Last semester an undergraduate and I came up with a relatively fast algorithm for adding up lots of numbers while minimizing roundoff error. Even so, we still need to measure the error. Instead of looking up the, quite possibly incorrect, answers posted on the web. I found a cute little algorithm for determining the roundoff error more directly. You perform the following sequence of computations

1 + 1/2
1 + 1/4
1 + 1/8
1+ 1/16
.
.
.

Now, none of these calculations should ever give an answer of 1. However, because of the roundoff error, eventually you are adding something to 1 that is so small that it is below the roundoff error for the number 1, and you actually get an answer of 1. This allows you to place an estimate on the roundoff error. The result depends on the type of floating point number you use.
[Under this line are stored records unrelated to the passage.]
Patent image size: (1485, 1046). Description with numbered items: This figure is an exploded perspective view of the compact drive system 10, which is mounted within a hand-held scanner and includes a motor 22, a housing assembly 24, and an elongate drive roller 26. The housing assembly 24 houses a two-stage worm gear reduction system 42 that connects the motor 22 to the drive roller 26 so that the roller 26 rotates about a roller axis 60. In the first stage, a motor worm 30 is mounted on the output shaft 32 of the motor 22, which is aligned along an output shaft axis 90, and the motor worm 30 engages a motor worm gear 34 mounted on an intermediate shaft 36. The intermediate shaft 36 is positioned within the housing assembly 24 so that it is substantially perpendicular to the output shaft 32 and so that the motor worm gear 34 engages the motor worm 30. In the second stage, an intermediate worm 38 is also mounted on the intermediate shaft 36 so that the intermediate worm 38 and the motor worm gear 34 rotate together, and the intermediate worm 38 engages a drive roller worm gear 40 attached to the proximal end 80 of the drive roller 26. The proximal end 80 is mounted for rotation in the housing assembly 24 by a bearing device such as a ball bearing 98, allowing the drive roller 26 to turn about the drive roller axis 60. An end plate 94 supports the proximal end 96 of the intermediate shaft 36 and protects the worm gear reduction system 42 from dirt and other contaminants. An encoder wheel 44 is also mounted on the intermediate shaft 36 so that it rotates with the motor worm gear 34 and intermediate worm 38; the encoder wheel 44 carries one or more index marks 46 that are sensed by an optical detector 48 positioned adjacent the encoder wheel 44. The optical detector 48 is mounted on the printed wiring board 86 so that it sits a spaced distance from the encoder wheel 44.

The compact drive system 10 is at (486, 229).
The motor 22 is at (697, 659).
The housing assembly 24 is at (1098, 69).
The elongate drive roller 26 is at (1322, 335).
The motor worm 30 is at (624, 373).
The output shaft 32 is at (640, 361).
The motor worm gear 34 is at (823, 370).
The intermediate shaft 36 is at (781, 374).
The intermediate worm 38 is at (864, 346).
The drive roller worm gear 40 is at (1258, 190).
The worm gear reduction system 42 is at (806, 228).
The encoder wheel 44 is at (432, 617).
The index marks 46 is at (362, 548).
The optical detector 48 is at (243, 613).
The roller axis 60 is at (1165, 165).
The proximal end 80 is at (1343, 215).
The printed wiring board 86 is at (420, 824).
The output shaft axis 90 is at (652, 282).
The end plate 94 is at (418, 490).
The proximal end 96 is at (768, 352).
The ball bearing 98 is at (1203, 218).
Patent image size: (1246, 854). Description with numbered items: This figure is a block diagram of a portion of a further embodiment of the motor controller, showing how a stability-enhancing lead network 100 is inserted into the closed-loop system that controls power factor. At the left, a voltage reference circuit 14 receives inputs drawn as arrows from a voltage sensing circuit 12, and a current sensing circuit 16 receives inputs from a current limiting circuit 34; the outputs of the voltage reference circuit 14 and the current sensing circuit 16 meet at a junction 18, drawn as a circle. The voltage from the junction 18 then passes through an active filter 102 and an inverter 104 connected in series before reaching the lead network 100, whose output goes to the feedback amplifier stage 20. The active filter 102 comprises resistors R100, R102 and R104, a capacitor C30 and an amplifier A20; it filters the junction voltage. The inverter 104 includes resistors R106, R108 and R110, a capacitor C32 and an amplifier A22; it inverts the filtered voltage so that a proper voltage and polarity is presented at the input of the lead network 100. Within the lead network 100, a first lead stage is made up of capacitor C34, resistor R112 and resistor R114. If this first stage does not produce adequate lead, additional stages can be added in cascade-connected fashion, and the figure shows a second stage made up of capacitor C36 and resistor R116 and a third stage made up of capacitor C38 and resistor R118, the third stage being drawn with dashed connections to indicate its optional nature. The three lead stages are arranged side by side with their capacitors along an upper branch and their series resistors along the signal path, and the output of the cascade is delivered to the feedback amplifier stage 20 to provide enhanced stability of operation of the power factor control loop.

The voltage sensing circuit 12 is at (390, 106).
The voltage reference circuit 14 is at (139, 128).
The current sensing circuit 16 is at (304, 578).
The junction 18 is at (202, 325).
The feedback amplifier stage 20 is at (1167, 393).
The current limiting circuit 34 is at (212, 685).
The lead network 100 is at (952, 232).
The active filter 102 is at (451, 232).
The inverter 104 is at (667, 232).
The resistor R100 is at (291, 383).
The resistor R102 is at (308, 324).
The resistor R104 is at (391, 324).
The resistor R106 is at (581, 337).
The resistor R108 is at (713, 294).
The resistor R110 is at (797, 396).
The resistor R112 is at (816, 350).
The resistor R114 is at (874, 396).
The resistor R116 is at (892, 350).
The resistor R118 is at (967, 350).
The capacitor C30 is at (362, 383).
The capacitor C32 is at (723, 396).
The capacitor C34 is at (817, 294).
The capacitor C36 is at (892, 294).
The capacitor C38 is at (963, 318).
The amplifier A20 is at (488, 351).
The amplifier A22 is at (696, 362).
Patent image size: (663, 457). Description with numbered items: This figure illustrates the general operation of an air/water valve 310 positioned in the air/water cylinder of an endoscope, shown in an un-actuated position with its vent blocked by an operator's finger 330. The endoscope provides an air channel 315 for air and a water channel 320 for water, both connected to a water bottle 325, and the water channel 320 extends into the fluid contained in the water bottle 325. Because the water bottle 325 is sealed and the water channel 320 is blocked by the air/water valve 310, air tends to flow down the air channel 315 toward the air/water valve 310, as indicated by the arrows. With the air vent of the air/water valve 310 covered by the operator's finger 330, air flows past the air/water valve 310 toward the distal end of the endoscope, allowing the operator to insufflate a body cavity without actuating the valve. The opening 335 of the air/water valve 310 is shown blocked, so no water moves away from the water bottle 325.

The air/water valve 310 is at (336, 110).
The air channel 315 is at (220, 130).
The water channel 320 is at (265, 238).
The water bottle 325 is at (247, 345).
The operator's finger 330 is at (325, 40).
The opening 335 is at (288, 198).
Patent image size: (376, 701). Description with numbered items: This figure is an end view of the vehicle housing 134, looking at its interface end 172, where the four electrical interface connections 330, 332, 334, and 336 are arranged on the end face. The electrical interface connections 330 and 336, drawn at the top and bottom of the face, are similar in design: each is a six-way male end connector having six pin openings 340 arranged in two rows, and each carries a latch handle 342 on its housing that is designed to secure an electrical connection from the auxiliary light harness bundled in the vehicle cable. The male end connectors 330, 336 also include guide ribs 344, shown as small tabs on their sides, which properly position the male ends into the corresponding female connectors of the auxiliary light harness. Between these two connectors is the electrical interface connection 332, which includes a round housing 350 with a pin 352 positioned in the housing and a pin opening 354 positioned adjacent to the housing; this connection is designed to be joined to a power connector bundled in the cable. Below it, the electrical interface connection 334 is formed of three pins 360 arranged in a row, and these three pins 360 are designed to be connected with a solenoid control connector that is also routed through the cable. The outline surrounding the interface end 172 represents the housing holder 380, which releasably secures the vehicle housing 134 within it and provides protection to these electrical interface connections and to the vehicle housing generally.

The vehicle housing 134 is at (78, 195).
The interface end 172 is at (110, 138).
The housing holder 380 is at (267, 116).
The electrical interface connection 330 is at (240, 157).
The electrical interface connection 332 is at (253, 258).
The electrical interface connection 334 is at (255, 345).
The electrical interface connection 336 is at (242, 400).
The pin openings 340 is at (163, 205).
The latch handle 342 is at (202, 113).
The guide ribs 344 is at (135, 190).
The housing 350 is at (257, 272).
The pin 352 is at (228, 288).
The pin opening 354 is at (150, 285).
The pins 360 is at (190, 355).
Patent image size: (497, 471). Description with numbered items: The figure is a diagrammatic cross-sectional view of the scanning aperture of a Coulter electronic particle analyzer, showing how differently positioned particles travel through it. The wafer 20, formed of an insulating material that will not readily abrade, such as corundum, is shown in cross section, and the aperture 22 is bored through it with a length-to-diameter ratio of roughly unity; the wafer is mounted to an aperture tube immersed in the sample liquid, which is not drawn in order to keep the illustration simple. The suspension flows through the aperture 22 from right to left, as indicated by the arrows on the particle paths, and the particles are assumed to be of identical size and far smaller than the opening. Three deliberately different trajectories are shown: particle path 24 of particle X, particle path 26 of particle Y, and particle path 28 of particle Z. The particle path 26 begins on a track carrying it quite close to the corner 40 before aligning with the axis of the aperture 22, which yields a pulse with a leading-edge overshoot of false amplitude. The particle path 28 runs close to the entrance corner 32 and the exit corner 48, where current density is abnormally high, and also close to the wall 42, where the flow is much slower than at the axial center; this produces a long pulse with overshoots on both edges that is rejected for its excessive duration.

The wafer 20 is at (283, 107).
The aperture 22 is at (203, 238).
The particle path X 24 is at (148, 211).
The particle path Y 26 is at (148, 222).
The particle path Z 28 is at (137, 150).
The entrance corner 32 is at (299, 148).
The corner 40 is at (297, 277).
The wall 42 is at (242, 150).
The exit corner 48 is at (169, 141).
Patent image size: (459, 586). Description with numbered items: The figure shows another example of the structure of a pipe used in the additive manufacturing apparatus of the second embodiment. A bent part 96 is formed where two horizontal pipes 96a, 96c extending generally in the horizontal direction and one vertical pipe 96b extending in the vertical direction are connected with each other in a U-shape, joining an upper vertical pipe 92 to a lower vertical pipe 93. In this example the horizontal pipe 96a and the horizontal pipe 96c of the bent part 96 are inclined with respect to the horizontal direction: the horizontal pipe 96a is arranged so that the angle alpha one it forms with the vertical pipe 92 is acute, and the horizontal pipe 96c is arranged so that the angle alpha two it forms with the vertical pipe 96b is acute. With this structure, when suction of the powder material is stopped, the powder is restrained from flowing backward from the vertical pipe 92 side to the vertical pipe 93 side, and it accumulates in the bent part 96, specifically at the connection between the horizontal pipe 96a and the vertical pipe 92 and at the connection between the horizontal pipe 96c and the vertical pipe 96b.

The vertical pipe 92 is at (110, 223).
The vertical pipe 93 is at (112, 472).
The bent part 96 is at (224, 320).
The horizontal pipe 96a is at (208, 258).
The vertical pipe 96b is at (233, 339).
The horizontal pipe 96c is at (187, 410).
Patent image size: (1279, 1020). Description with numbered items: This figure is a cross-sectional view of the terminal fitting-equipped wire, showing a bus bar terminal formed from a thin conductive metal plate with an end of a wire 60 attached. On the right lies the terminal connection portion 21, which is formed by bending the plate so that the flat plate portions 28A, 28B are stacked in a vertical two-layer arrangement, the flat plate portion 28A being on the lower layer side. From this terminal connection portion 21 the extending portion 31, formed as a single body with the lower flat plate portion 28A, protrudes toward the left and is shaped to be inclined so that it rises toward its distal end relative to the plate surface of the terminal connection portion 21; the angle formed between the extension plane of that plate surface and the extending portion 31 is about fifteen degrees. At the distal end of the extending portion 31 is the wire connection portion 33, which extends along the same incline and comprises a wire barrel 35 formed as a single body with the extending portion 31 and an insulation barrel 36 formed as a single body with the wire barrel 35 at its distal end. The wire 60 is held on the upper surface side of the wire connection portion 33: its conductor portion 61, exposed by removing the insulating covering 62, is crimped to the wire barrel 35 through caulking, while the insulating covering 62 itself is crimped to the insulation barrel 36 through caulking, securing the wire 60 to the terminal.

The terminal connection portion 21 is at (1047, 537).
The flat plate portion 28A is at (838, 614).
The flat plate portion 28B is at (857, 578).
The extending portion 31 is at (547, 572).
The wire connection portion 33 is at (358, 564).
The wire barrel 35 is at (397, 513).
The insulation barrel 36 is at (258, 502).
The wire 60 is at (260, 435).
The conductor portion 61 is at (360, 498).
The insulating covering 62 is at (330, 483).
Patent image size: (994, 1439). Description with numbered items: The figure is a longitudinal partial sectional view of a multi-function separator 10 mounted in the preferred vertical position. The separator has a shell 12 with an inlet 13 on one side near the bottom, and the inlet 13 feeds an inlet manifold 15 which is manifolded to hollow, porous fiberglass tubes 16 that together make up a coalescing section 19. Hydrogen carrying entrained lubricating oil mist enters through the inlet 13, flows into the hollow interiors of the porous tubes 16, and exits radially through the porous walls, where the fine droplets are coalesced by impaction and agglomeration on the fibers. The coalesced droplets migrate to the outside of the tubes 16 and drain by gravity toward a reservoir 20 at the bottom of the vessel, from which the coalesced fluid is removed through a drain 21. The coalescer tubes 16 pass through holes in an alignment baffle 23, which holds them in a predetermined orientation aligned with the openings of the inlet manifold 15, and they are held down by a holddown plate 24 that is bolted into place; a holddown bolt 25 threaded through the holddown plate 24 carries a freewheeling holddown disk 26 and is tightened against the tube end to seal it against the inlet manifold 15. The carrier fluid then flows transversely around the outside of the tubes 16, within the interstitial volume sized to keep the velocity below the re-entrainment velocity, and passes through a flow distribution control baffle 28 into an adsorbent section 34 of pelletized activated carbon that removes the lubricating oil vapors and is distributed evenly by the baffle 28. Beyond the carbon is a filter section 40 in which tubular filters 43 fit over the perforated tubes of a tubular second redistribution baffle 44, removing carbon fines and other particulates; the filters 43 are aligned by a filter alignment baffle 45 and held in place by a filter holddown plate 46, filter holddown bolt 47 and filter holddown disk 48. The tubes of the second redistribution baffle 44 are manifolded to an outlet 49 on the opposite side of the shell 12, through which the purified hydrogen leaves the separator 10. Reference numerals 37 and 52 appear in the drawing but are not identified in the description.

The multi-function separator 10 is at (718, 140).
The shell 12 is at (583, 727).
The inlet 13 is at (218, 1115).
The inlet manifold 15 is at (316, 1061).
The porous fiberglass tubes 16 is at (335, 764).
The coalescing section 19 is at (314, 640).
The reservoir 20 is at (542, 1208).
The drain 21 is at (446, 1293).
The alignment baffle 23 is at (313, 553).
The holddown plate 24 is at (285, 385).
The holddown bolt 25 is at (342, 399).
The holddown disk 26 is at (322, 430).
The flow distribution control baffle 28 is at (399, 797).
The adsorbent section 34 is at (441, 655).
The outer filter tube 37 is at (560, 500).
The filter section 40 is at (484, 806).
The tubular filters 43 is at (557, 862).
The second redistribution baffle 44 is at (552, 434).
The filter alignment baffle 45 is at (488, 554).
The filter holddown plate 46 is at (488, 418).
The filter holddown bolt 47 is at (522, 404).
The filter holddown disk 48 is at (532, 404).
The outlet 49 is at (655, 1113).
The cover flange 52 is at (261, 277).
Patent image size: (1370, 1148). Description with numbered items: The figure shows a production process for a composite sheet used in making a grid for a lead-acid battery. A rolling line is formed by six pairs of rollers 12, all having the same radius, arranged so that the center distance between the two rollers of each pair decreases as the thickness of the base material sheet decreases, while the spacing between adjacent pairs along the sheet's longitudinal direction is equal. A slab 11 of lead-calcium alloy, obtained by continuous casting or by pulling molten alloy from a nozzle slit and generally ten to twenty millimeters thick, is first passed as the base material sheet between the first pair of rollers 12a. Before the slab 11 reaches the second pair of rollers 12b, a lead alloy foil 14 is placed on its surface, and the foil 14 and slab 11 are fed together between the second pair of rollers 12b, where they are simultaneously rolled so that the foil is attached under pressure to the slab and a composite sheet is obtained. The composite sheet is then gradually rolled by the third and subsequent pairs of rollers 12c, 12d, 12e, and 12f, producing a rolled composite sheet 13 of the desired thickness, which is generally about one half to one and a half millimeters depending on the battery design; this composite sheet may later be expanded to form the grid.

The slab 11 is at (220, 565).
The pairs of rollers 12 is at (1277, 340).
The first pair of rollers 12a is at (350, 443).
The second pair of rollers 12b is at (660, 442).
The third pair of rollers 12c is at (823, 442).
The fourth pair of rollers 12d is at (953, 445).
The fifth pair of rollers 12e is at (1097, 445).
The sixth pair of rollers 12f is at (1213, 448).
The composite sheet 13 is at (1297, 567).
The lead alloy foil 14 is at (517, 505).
The types of floating point numbers are:
  • float: About seven digits after the decimal point
  • double: Roughly doubles the precision, and gives about fifteen digits after the decimal place
  • long double: Step right up! Take your chances!
I wrote a program to implement the above test for the "long double" and found that it gave garbage answers. I got home and moved the program from my iBook (a computer based on the PowerPC chip) to my Mini (a computer based on an Intel chip) and the problems vanished. I then ran the software on the AMD nodes in the cluster and everything worked. Then I ran the software on the PowerPC blades in the cluster and saw the exact same problems I saw on my iBook. 

So, Yah! I've recognized the issue, but, Boo! I hate hardware! It's a sure sign of society's unraveling that a poor schmuck such as myself should have to wander through a maze of different computer architectures in an effort to do something as basic as adding up a bunch of numbers accurately.